Here’s how operator carbon emissions stack up

Consolidated Communications just dropped its 2022 sustainability report and Zayo unveiled a goal to achieve net zero emissions by 2030, building on a crop of environmentally oriented announcements from telcos in recent years. Zayo’s target actually puts it ahead of most ISPs, many of which are aiming to become carbon neutral by 2035. But how high is the mountain they’re trying to climb?

In recognition of the rapidly approaching Earth Day observance, Fierce decided to take a look at where several major ISPs stand when it comes to their emissions reduction goals. Since each company reports progress a bit differently, we homed in on commonly reported metrics around Scope 1 and Scope 2 CO2e emissions.

AT&T, Charter Communications, Comcast, Consolidated Communications and Verizon are among those with commitments to have net zero emissions by 2035. It appears Verizon has the longest way to go to get there, recording 7.09 million metric tons of carbon emissions in 2021. The operator has not yet posted its tally for 2022.

AT&T had the second highest total, emitting over 5.5 million metric tons of carbon in 2021. Comcast and Charter had significantly lower emissions, with the former reporting 1.8 million metric tons for 2021 and the latter 1.43 million metric tons in 2021. Charter’s figure actually increased 5.5% in 2022 to 1.51 million metric tons, with the operator attributing this primarily to Scope 1 fleet emissions related to its rural expansion and increased Scope 2 electricity consumption from a larger network.

Consolidated recorded carbon emissions totaling 97,151 metric tons in 2022. It does not appear to have reported a comparable figure in 2021. Frontier Communications put out its first ever sustainability report in June 2022, but did not include a CO2e number.

Fleet factors

In addition to efforts to source renewable energy, many operators pointed to reducing emissions from their vehicle fleets as a key priority. That’s in part because fleets are a significant contributor to emissions. For instance, AT&T said fleet emissions currently account for 52% of its Scope 1 tally of nearly 1 million metric tons of CO2e. Meanwhile, Charter said its fleet contributed 23% of overall Scope 1 and 2 emissions while Comcast put the figure at 18%.

Verizon, Comcast and Consolidated all reported replacing older vehicles with new electric or hybrid models which reduce fuel requirements. They also pointed to the use of battery-powered lifts to enable technicians to turn off their truck engines when working on aerial lines.

But, as Comcast previously told Fierce, fleet challenges remain, especially when it comes to electric vehicles (EVs).
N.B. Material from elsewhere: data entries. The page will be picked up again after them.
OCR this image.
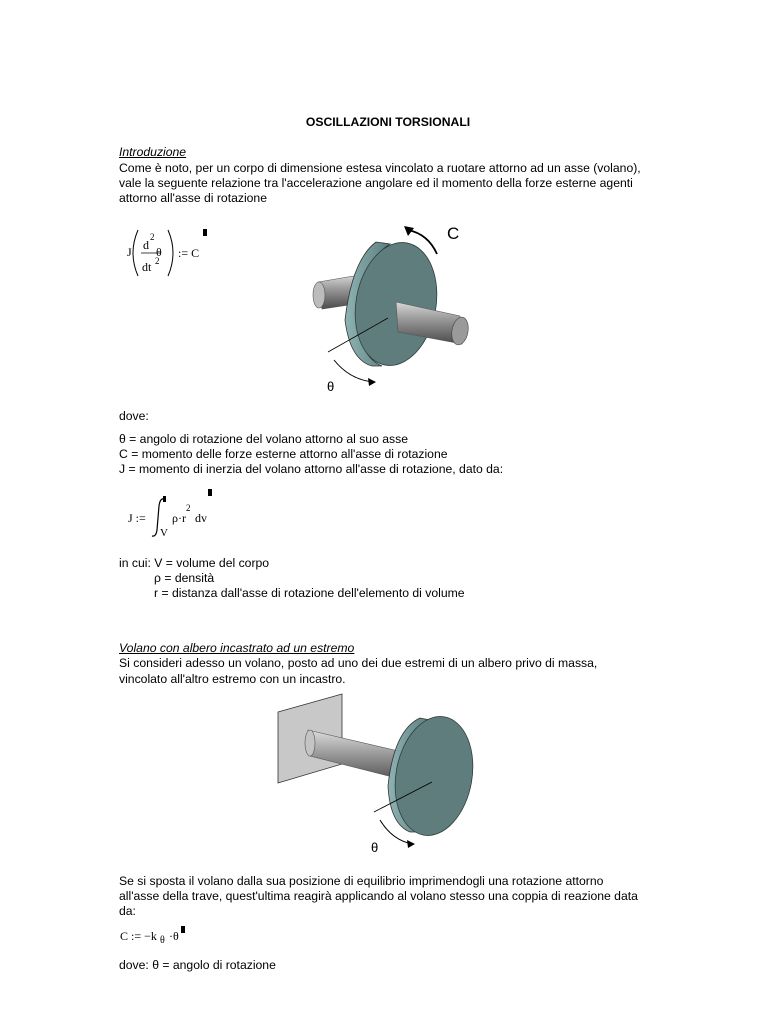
OSCILLAZIONI TORSIONALI
Introduzione
Come è noto, per un corpo di dimensione estesa vincolato a ruotare attorno ad un asse (volano),
vale la seguente relazione tra l'accelerazione angolare ed il momento della forze esterne agenti
attorno all'asse di rotazione
J d
2
θ
dt 2
:= C
C
θ
dove:
θ = angolo di rotazione del volano attorno al suo asse
C = momento delle forze esterne attorno all'asse di rotazione
J = momento di inerzia del volano attorno all'asse di rotazione, dato da:
J :=
V
ρ·r
2
dv
in cui: V = volume del corpo
ρ = densità
r = distanza dall'asse di rotazione dell'elemento di volume
Volano con albero incastrato ad un estremo
Si consideri adesso un volano, posto ad uno dei due estremi di un albero privo di massa,
vincolato all'altro estremo con un incastro.
θ
Se si sposta il volano dalla sua posizione di equilibrio imprimendogli una rotazione attorno
all'asse della trave, quest'ultima reagirà applicando al volano stesso una coppia di reazione data
da:
C := −k θ ·θ
dove: θ = angolo di rotazione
Verizon noted that while it has been able to utilize EVs to replace some light duty vehicles “there are few, if any, options for the larger, specialized, commercial EVs on which our operations depend.”

Charter also highlighted concerns around how power outages would impact its ability to respond to severe weather events if its fleet was comprised entirely of EVs, insufficient battery range, and the ability to install rapid charging stations where needed as issues hindering its adoption of such vehicles. For the time being at least, it has concluded “we will not have the ability to ultimately utilize electric vehicles to fully reduce the carbon emissions of our fleet.”